Приветствовал он меня с такой подчеркнутой формальностью, словно он немецкий генерал, который сдается под Сталинградом. Ясное дело, в его глазах я по-прежнему чудовище. Уговорили его сюда прийти, хоть он не хотел, и правильно, что не хотел, — жена с Сарой Клюз уговорили.
Худо дело.
Пластинка особого впечатления не произвела. Дети, которым давно бы уж пора спать, галдят, носятся.
Поставили пластинку, думая оказать мне честь, — пусть те, кто, может быть, ничего про это не знает, сами убедятся, до чего я был чистым юным идеалистом.
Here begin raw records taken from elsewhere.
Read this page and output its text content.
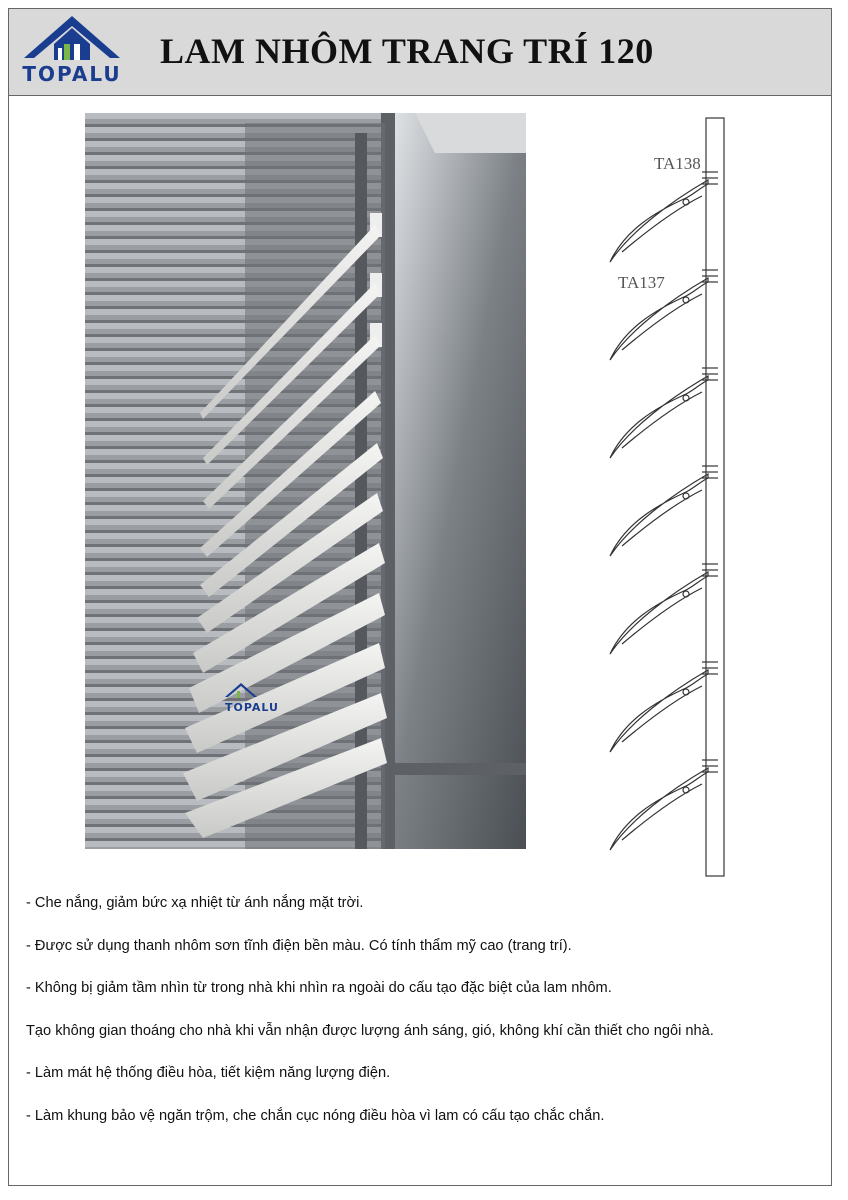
TOPALU
LAM NHÔM TRANG TRÍ 120
TOPALU
TA138
TA137

- Che nắng, giảm bức xạ nhiệt từ ánh nắng mặt trời.

- Được sử dụng thanh nhôm sơn tĩnh điện bền màu. Có tính thẩm mỹ cao (trang trí).

- Không bị giảm tầm nhìn từ trong nhà khi nhìn ra ngoài do cấu tạo đặc biệt của lam nhôm.

Tạo không gian thoáng cho nhà khi vẫn nhận được lượng ánh sáng, gió, không khí cần thiết cho ngôi nhà.

- Làm mát hệ thống điều hòa, tiết kiệm năng lượng điện.

- Làm khung bảo vệ ngăn trộm, che chắn cục nóng điều hòa vì lam có cấu tạo chắc chắn.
Те показания, которыми я ненароком заложил Леланда Клюза, сказав, что он в прошлом коммунист, видимо, записаны на другой пластинке. Ее не запустили.
Самому мне по-настоящему интересны были только последние мои слова. Я их позабыл.
Конгрессмен Никсон интересуется: почему я, сын иммигрантов, которых американцы прекрасно приняли, протеже американского капиталиста, относившегося ко мне как к сыну и пославшего в Гарвард, — почему это я проявил такую неблагодарность к американской экономической системе?
Ответ, который я дал, не отличался оригинальностью. Я вообще ничего оригинального собой не представляю. И я повторил то, что мой кумир Кеннет Уистлер когда-то, давным-давно, сказал в ответ на такой же примерно вопрос.